Laparoscopic Surgery

Laparoscopic surgery is a minimally invasive procedure that does not require a general anesthetic, incisions are small and the surgery is done through the flank under direct TV monitor visualization using a miniature camera telescope.

 

Prior to the laparoscopic approach, major surgery was previously required for abdominal procedures such as for cryptorchid colts, where when one or both testicles have not descended. This surgery required a general anesthetic and was typically done blindly using the “grope and hope” method requiring a large incision in the ventral abdomen. Recovery time was extensive and some complications fatal. The complications included infection and evisceration – the prolapse of intestines out of the abdomen through the incisions. With new advances, a smaller incision is made, a scope of inserted into the abdomen and the testicle(s) can be located and removed with minimal invasion.

Preparation for a laparoscopy differs from that done under general anesthetic because the procedure is done standing. After the patient has been fasted for 24 hours, he is restrained in stocks and the flanks are surgically clipped and prepped. Sterile technique is used and the horse is fully draped. The horse is catheterized and sedated. This is followed by administration of pre-op antibiotics and anti-inflammatories. Vital signs are monitored. Maintenance includes IV fluids and supplemental pain medication during surgery.

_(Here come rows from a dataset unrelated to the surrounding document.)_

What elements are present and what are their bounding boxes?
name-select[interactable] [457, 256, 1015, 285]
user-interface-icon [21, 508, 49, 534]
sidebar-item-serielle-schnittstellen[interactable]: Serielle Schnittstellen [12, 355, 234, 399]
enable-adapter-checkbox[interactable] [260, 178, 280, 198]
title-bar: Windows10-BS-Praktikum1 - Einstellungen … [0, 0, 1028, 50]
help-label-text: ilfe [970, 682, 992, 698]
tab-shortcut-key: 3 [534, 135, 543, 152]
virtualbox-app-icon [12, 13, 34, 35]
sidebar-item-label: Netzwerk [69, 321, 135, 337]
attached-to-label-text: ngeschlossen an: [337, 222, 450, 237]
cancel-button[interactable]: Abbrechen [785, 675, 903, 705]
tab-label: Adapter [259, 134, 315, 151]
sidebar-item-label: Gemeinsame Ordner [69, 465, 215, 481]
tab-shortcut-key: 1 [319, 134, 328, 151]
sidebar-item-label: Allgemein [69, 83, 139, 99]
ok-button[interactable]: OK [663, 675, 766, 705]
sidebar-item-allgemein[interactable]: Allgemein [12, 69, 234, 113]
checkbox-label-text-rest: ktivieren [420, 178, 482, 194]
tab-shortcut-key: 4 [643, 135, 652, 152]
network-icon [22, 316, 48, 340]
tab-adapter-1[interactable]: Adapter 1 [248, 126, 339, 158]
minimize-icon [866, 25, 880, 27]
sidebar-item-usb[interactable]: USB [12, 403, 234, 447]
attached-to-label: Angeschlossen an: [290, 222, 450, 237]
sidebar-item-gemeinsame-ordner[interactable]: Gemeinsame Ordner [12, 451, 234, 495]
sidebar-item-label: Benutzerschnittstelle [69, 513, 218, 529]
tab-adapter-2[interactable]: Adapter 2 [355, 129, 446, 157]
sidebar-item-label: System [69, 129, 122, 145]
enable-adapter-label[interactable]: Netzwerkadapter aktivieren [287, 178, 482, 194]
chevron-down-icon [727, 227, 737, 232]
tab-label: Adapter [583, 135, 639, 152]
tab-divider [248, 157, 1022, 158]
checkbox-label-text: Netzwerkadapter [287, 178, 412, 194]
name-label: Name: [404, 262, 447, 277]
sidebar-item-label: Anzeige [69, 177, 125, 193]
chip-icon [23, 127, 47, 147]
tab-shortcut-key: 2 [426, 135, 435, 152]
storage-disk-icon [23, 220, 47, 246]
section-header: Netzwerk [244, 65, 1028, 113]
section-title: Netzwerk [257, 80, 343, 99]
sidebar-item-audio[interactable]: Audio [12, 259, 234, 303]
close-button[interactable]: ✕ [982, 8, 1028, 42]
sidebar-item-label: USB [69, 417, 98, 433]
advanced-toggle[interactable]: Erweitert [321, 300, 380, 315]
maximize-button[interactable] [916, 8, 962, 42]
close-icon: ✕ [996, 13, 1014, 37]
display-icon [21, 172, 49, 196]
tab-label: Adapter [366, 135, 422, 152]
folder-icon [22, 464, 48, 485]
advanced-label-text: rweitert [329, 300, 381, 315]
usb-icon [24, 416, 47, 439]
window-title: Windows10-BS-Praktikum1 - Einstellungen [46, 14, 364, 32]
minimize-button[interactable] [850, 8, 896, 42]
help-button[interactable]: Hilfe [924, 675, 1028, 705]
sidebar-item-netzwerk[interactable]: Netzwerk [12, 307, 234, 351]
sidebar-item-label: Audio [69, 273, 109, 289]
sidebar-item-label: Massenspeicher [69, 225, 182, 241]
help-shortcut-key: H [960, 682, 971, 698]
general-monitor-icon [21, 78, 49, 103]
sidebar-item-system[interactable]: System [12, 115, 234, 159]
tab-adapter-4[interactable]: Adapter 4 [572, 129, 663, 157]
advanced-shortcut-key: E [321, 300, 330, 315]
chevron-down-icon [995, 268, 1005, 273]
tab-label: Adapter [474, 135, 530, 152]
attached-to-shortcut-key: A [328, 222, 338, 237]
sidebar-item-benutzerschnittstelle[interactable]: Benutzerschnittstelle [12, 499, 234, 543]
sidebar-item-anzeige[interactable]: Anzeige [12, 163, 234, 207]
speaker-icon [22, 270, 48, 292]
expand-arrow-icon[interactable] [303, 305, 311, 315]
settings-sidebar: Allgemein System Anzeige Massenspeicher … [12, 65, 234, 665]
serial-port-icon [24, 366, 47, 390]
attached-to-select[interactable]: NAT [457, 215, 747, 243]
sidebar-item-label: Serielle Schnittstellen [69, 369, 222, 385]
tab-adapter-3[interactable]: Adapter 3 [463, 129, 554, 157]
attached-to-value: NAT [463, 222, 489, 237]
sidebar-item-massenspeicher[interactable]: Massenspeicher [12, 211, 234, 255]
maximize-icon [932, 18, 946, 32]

Small incisions are placed in the respective flank after infiltration with local anesthetic. The abdomen is inflated with carbon dioxide gas to increase visibility and allow room for placement of instruments. Hollow tubes called cannulas are placed through the incisions into the abdomen. These have valves on them preventing escape of the gas.

The pressure is monitored by the insufflation machine. The telescope camera is introduced through the top cannula and held by the assistant surgeon. The other two cannulas are used to introduce grabbers and high tech coagulating and stapling instruments operated by the surgeon. Specialized ling instruments are required for vessel sealing. (The LigaSure system ensures tissue is cut cleanly while blood vessels are sealed.) A team approach is important and the two surgeons work in concert with one another as they view the monitor.

At the completion of surgery one incision is enlarged enough to allow the small testicle to be “popped” out. Incisions are routinely closed with deep sutures and skin staples.

Laparosopy is also a great option for spaying a mare. Spaying a mare can be done for several reasons including spaying the difficult mare that has temperament issues associated with heat periods and removing tumors of the ovary.

Granulosa cell tumors are not an infrequent cause of aggressive behavior in the mare. These tumors can grow to be quite large and cause infertility by suppressing the opposite ovary. We are able to seal all the numerous vessels easily and remove even large ovarian tumors through the flank. This has simplified this procedure and decreased complications.

Laparoscopy can also be used for internal examination of horses with chronic colic, bladder issues, organ biopsy and thoracoscopy.

Horses are usually discharged the day after surgery. Post surgical care is minimal but should include:

– Daily monitoring of temperature and comfort level. An oral anti-inflammatory is usually prescribed for the first few days.
– Bed on straw bedding and clean regularly to ensure a dry bed. This decreases contamination of the surgical sites.
– When possible keep a clean summer sheet on your horse. This also protects the surgical site when your horse lies down.
– Stall rest until staple removal at 12 days.
– Your horse then can start hand walking and gradually return to exercise.

Dr. Kleider was trained in laparoscopy by Dr. Hendrickson at Colorado State University in 2004. He brought the technology to BC where he now successfully completes dozens of laparoscopic surgeries annually.